Today, Modern Healthcare published an article (free, but registration required) on the new Institute of Medicine’s Commission on the Future of Nursing, noting that some people believe that it is misguided because it doesn’t include a union representative or staff nurse, and that we already know what is needed to improve nursing and the lot of nurses. It’s clear from the composition of the Commission that the members were not intended to represent specific organizations. The fact that there is a new (2008) graduate who is a member speaks to the need for fresh insider perspectives. While we’ve emphasized acute care in the profession, health care reform is expected to shift more of the care to the community and primary care. So maybe the nurse midwife on the committee is a good selection.

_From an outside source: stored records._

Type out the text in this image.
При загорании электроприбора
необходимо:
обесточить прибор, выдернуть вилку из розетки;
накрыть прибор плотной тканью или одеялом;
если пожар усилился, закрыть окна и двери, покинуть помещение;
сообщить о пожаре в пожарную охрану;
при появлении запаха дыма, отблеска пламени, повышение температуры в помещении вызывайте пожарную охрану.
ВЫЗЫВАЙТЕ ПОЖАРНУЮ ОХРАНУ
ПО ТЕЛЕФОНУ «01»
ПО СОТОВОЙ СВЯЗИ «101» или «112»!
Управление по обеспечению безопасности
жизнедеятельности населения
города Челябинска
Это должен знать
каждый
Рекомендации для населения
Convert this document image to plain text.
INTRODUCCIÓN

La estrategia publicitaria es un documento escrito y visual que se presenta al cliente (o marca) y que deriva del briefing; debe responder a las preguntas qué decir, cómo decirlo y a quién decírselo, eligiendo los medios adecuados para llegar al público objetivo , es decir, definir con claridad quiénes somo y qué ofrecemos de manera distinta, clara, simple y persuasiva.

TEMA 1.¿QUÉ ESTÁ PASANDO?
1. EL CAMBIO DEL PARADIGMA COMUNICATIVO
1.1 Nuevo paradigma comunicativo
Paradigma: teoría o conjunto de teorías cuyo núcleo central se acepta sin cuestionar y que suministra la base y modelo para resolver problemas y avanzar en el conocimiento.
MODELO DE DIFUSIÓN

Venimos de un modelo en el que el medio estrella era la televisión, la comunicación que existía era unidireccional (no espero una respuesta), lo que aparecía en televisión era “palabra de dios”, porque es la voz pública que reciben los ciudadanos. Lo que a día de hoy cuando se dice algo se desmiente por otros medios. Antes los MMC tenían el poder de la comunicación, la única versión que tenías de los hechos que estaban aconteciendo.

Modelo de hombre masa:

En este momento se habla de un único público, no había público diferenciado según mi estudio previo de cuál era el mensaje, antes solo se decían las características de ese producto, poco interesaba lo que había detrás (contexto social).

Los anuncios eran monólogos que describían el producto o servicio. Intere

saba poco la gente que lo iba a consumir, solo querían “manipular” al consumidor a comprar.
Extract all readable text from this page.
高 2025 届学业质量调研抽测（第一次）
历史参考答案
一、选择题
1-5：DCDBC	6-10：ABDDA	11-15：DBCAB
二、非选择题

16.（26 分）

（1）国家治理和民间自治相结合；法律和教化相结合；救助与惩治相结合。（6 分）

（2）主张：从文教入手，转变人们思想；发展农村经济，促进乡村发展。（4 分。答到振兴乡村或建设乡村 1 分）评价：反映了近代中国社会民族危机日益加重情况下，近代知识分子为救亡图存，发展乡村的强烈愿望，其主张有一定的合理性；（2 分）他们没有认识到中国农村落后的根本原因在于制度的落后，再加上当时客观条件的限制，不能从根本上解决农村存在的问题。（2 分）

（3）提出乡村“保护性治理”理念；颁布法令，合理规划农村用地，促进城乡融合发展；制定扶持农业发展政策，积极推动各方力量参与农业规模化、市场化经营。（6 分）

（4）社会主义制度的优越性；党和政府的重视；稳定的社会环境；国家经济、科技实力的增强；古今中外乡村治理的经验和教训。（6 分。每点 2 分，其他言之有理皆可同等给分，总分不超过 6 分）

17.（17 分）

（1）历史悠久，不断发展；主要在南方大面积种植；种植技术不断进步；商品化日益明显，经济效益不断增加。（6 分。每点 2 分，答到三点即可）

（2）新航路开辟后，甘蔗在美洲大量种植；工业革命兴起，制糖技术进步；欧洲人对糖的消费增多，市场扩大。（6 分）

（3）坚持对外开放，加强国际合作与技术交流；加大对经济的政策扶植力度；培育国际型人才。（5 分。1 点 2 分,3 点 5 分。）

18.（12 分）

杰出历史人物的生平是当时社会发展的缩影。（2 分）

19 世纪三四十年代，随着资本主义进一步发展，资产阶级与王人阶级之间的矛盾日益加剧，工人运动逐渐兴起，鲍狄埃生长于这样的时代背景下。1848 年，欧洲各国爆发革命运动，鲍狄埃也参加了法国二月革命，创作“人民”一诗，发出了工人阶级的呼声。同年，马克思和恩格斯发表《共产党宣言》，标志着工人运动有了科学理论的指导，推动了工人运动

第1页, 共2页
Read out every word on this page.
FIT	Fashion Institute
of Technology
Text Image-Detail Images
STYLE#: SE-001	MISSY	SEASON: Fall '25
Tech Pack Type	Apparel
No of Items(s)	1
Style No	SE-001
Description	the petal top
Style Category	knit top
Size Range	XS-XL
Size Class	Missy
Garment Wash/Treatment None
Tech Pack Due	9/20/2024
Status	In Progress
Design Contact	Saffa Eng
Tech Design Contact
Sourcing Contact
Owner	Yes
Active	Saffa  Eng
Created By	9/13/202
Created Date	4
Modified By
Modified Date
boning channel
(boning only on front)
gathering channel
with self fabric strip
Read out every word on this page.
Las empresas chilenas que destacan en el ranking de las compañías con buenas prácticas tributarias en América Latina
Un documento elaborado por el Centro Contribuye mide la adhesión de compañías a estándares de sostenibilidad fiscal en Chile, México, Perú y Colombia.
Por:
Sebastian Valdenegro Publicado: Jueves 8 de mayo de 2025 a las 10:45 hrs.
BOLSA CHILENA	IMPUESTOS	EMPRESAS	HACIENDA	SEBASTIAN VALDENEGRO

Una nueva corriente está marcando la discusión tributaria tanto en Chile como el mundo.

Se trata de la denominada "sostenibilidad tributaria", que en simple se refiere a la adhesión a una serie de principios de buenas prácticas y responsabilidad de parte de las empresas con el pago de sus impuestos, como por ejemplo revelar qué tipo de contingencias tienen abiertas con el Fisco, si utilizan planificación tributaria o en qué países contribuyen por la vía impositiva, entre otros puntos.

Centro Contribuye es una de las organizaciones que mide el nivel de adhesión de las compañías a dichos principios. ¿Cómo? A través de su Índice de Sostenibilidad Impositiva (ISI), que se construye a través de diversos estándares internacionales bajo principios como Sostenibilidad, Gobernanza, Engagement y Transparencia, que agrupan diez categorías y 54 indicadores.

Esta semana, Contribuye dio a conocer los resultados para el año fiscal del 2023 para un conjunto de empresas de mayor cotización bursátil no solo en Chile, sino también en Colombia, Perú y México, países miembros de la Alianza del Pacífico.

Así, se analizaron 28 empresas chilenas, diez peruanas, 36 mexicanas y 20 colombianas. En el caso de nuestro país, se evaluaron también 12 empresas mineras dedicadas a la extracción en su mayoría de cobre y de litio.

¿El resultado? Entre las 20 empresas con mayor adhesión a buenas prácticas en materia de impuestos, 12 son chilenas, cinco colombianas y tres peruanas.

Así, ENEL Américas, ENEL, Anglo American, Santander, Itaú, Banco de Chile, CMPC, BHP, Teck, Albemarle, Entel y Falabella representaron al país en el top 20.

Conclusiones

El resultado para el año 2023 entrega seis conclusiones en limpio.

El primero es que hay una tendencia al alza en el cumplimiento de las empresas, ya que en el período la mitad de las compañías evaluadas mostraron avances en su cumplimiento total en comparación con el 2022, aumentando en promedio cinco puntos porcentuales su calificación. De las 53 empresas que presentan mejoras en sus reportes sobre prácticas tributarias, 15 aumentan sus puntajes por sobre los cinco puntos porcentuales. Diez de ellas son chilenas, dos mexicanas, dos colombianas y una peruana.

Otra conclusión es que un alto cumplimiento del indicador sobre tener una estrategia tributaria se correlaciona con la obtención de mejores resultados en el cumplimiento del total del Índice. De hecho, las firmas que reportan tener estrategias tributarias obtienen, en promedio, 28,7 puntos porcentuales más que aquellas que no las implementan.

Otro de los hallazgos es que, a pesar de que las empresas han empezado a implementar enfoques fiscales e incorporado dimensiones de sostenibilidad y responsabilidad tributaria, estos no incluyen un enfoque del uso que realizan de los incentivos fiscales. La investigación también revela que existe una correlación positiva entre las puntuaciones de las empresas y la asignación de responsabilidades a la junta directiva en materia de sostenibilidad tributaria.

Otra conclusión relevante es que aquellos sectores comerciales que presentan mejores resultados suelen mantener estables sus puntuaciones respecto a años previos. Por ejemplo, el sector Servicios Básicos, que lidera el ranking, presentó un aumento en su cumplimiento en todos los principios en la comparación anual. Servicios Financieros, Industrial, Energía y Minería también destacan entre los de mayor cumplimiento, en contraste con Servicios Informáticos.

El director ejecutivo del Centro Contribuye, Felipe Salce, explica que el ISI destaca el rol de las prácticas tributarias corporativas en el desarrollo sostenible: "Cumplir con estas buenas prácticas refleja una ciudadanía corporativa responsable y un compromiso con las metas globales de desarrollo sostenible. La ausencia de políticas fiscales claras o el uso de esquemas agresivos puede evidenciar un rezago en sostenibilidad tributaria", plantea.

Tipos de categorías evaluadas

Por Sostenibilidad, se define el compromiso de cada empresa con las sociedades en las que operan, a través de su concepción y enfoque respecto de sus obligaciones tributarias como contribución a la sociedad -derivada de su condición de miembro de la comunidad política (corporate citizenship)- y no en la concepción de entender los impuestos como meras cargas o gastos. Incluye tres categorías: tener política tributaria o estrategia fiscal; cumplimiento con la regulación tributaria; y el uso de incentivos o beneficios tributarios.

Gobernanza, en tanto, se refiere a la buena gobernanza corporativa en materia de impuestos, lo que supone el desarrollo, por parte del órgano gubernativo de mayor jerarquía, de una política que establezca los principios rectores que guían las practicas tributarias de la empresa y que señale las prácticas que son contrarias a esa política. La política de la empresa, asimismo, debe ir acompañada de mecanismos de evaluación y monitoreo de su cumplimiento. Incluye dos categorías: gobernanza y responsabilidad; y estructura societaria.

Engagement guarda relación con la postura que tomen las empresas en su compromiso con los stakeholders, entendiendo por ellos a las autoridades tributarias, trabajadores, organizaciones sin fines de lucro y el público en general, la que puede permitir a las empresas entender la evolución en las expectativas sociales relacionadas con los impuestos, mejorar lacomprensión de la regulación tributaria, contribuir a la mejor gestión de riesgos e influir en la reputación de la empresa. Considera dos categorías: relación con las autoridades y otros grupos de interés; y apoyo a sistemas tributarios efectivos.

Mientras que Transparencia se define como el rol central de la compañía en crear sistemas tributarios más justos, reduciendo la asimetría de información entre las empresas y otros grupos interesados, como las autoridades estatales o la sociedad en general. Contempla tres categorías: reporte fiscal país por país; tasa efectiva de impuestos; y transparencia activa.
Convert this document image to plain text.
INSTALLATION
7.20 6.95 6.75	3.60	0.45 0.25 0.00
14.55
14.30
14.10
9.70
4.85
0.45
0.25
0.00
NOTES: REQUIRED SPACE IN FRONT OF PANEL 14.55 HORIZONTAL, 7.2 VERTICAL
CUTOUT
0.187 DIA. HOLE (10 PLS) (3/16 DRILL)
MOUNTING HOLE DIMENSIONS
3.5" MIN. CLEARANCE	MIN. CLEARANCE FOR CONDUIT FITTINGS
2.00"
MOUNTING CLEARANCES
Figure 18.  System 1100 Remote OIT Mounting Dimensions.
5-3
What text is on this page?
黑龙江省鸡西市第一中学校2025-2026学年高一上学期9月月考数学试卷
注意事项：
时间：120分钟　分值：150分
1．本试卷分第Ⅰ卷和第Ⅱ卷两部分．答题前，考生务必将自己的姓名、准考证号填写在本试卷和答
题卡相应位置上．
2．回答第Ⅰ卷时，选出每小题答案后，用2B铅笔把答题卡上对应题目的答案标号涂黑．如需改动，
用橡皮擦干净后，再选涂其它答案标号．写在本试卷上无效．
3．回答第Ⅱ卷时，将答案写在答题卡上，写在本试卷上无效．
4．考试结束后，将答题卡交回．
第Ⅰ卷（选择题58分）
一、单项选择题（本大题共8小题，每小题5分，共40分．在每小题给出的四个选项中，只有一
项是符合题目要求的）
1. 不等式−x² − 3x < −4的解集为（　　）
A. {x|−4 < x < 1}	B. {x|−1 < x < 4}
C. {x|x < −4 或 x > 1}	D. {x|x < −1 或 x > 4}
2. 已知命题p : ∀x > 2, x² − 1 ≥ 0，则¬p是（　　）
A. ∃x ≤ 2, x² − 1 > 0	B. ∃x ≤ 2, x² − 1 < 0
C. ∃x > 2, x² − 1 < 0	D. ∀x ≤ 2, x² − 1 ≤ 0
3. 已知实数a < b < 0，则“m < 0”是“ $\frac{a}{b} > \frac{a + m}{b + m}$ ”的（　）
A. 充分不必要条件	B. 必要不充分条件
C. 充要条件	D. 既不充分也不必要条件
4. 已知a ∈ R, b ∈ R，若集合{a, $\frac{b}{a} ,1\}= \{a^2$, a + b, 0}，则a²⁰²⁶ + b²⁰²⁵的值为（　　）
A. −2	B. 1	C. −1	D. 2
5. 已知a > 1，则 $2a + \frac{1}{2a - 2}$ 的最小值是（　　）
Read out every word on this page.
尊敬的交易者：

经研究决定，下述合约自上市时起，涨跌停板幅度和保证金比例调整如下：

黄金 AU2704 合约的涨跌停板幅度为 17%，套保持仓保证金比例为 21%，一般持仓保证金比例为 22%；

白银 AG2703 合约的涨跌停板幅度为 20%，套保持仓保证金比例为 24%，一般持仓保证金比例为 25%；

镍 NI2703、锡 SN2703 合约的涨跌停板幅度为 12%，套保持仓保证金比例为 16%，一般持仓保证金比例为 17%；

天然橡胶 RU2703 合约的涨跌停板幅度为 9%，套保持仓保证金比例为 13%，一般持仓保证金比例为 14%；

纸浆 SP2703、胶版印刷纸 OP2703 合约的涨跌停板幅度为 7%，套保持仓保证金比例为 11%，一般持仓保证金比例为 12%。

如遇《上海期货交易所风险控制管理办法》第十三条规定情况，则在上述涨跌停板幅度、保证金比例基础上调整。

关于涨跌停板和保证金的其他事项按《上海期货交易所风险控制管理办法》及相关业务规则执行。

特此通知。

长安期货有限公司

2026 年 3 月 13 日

While nurses may know what the profession needs (though we still don’t agree on issues such as educational preparation), the report by the IOM has the potential to outline innovative solutions to problems nursing faces, garner support from other stakeholders that may help us to overcome organized medicine’s continuing turf battles over scope of practice, and garner attention for at least a short period when it is released. It’s up to the nursing and health care communities to make sure that its recommendations are pursued.
Nursing still needs one united voice to speak on such issues. Maybe this work will help to solidify such a voice. I know that Donna Shalala, the Commission’s co-chair, will continue to champion nursing and breaking down the barriers to access to nursing services. I hope organized nursing will not wait for Shalala, but will ask how it can support the IOM’s work.